In our work, we utilize a digital micromirror device (DMD) in a holographic projector. By leveraging computer-generated binary holography, such a setup is light efficient, fast (up to 10 kHz), and programmable. As a result, our system can form light curtains of arbitrary shape, which we show in the rest of this webpage. We believe that this system may be applicable for other structured-light applications beyond light curtains, like 3D scanning or light transport probing.

Such a system can form light curtains of arbitrary shape that traditional setups cannot create. For example, our system can image a light curtain with both vertical and horizontal components (left), as well as any more complex shape (right).

Such a system may be useful in robotics. Here, we form a form-fitting light curtain about 5cm off the surface of a mannequin. A robot can use this curtain to determine whether it is in a safe operating range (left). A feeding robot could also use this curtain as a cue in assisted feeding for where to position food (right).

Instead of proximity information, our system can also be used to selectively measure regions of 3d space. As a result, our setup can be useful in situations where privacy needs to be preserved. In this example, we selectively image just the surface of the teapot. The confidential document is not visible in the images captured by the light curtain camera (right).

We can capture a tight light curtain over the surfaces in a scene, and then compute difference images on the resulting signal to create an optical disturbance map (right). Compared to a difference image from a normal camera setup (middle), such an approach registers changes in scene geometry much more densely and robustly.

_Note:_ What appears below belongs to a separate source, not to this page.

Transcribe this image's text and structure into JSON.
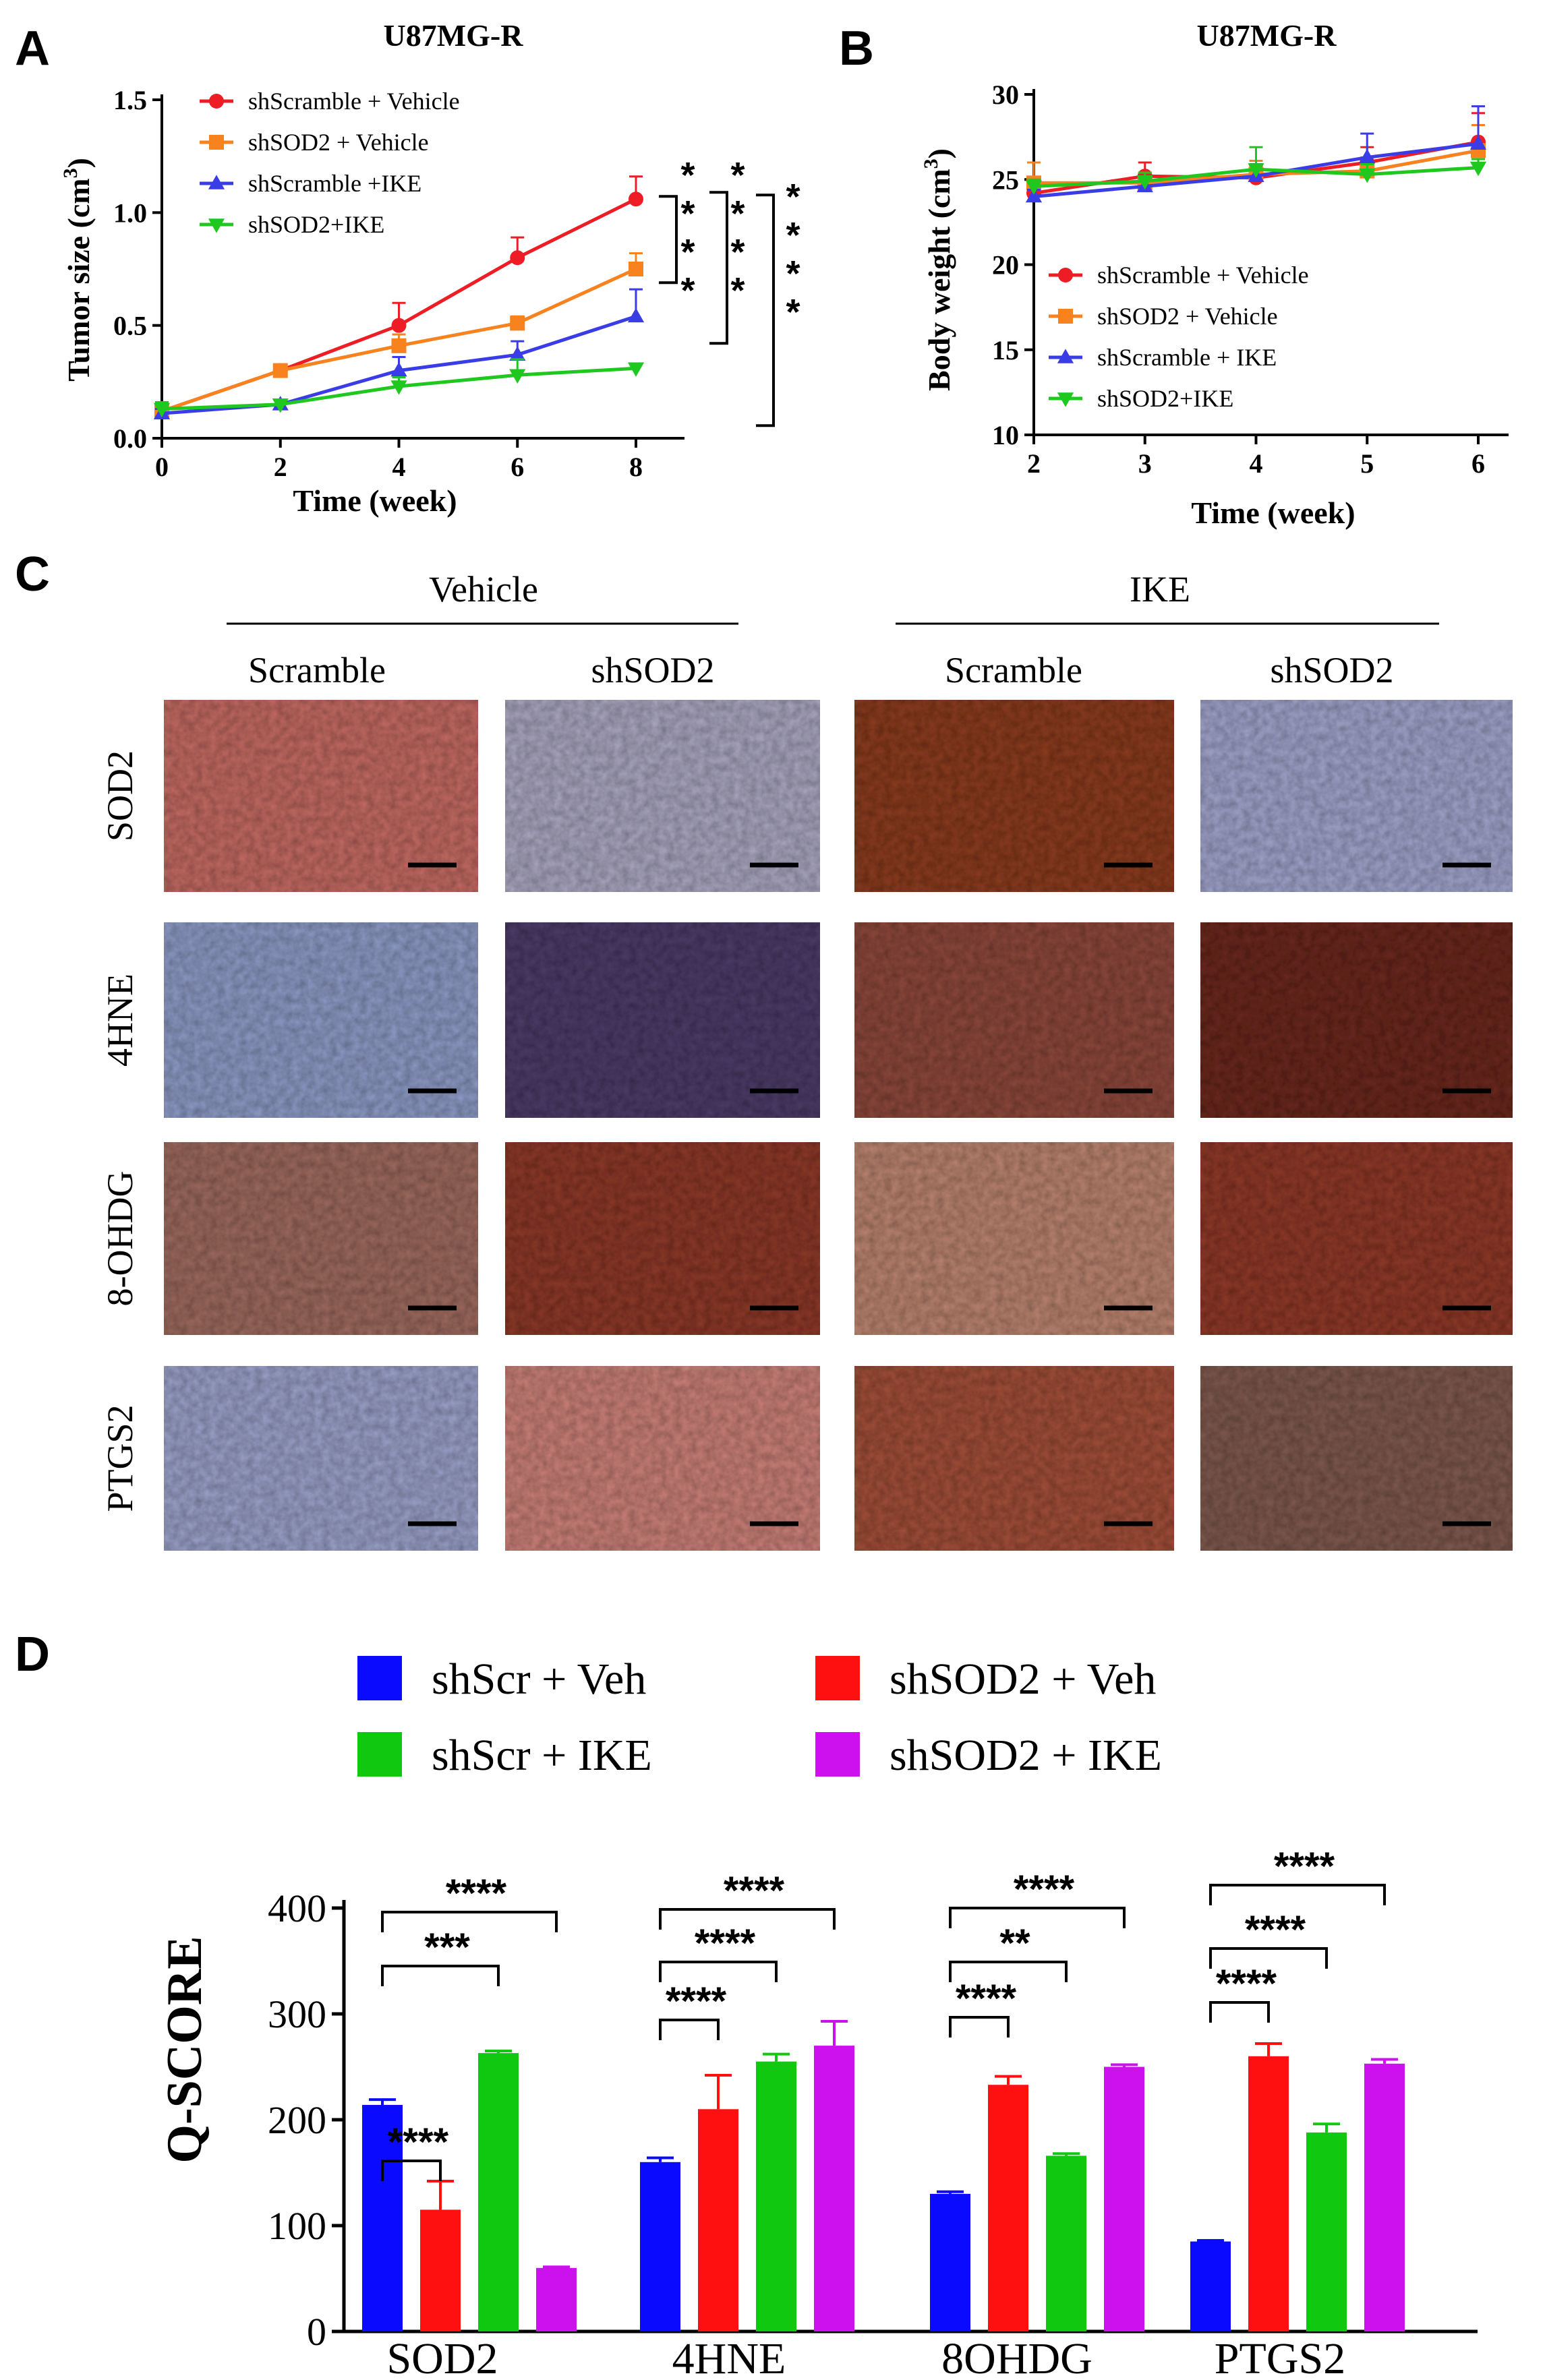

Because a DMD has no such smoothness limitations like that of a galvo scanning mirror, our system can sequentially display vastly different patterns at fast rates. We leverage this property to multiplex multiple light curtains onto different rows in a single rolling shutter frame.

One way this multiplexing may be useful is in the context of the optical disturbance detection as described above. By multiplexing curtains of different thicknesses, we can determine the magnitude of a particular disturbance. Consider the case of a thin curtain (middle) and a thick curtain (right). If both curtains detect a large change in signal, the disturbance must have been large. However, if only the thin curtain detects a change in signal, the disturbance must have been small.

Such a light curtain system can also be used to generate a 3D touch interface from any desired object. By forming a light curtain just a few centimeters above some target surface, we can register when that surface is interacted with.